Make this one personal. Think of something you care about. Think of how that thing will inevitably change. Eventually, everything you know will be different somehow.
Matter and energy are never created or destroyed, they just change form. And on a long enough time-frame, changing form happens to everything.
People will die. Buildings will be taken down. Your body will grow old. That tree will grow taller.
This universe will move on no matter what you’d like to hold onto.
If you accept that the things you like won’t last forever, it will be easier to let go of them when the time comes.
“Train yourself to let go of everything you fear to lose”
When you see that the things you don’t like are bound to change, then it might be a little easier to tolerate undesirable conditions for the time being.
Face the reality that everything, everything, will change. Accept that reality and you’ll be a pro at flowing with life’s curveballs.
#15: You Don’t Need to be Special, And Neither Does Anyone Else
We care so much about our reputation, about how we seem to others, and about how we measure up to standards set by society. We see certain people as demigods worthy of social worship. We bend ourselves out of shape trying to emulate and impress them.
But you’re not special, and neither is anybody else. We’re all just meat-bags wandering this rock. Nobody really knows why, how, or what it’s all about.
Jupiter is stopping the asteroid belt from destroying our planet. Oftentimes, as I’m busy comparing myself to others and wishing that my life was different, I forget to be thankful for that.
This idea is splendidly liberating when you play around with it. You don’t need to measure up to those standards. You don’t need to idolize anyone or anything. You don’t need to arrange your life perfectly like some Bed, Bath, and Beyond catalogue.
You just need to enjoy the ride on this cosmic rollercoaster.

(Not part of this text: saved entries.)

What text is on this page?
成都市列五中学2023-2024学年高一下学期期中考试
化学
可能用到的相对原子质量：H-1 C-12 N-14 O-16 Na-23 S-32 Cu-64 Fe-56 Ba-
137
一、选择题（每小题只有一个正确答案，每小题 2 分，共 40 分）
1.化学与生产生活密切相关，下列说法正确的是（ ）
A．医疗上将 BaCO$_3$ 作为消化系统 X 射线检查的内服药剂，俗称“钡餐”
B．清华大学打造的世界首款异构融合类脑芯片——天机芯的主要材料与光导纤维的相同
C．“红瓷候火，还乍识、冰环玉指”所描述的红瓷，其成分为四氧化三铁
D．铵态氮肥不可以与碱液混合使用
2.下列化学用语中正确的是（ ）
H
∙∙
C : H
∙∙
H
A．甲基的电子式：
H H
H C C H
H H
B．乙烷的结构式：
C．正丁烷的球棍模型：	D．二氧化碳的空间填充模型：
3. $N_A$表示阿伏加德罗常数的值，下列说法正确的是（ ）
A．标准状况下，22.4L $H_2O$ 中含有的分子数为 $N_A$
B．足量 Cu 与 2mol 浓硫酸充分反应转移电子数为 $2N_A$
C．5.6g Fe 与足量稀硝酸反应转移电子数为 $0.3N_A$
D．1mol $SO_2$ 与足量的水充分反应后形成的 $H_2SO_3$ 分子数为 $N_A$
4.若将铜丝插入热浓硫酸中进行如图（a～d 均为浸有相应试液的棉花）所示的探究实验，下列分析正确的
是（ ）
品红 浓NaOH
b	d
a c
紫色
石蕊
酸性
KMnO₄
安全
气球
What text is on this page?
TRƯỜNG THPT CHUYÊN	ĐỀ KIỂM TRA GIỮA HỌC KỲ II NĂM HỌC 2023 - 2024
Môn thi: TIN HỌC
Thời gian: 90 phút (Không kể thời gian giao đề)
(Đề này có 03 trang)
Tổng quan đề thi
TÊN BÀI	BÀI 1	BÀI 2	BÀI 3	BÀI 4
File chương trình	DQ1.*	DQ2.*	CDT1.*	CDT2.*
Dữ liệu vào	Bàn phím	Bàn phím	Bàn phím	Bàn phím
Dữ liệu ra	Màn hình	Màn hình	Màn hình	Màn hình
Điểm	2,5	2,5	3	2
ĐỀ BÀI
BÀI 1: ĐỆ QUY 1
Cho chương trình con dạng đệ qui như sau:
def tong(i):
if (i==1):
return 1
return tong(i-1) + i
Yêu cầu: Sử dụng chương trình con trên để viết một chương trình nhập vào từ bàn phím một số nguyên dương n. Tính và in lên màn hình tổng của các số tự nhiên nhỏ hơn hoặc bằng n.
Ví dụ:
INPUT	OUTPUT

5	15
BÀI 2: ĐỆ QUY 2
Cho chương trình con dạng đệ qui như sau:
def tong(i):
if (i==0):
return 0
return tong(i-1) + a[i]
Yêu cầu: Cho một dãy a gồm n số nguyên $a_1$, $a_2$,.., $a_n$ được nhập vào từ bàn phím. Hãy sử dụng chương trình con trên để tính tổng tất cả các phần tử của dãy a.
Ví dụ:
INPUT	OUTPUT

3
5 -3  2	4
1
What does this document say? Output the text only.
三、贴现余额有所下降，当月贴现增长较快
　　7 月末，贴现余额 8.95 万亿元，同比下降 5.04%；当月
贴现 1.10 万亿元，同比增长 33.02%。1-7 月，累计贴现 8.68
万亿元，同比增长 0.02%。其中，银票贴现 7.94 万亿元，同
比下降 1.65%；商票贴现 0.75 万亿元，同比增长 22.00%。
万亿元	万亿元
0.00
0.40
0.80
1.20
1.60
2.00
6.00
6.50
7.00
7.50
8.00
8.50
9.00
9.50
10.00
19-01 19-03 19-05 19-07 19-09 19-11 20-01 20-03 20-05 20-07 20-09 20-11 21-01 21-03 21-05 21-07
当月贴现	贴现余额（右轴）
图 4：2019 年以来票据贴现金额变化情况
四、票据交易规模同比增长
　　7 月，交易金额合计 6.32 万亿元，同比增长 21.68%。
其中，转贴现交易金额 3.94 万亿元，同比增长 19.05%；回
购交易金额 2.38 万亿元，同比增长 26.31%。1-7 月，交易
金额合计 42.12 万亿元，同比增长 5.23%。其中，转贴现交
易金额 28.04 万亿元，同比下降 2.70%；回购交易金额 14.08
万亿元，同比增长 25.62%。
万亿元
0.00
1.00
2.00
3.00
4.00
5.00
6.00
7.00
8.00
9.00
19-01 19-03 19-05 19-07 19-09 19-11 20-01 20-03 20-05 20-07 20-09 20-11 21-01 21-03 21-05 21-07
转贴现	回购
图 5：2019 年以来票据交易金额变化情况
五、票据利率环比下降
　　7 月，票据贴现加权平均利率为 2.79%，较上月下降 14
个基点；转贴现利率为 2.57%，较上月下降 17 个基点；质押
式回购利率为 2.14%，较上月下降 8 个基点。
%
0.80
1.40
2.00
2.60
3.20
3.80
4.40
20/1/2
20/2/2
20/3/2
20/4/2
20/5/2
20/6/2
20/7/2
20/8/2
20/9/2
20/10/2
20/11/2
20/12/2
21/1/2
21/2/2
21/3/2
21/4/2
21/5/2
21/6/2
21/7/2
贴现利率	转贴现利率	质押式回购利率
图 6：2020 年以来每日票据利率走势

Maybe try to help some other meat-bags along the way. Helping other organisms feels good for some reason.
Nobody is better than you. And you’re not better than anyone else. And there’s no final exam or annual review for your life that you should be working harder to prepare for.
You’ve just got life — vibrant, messy, and I assure you totally normal.
We’re all just regular humans, all deserving compassion and help. You don’t need to live in competition with any standards. Just try to find ways to enjoy the butterfly’s eternity that you get here.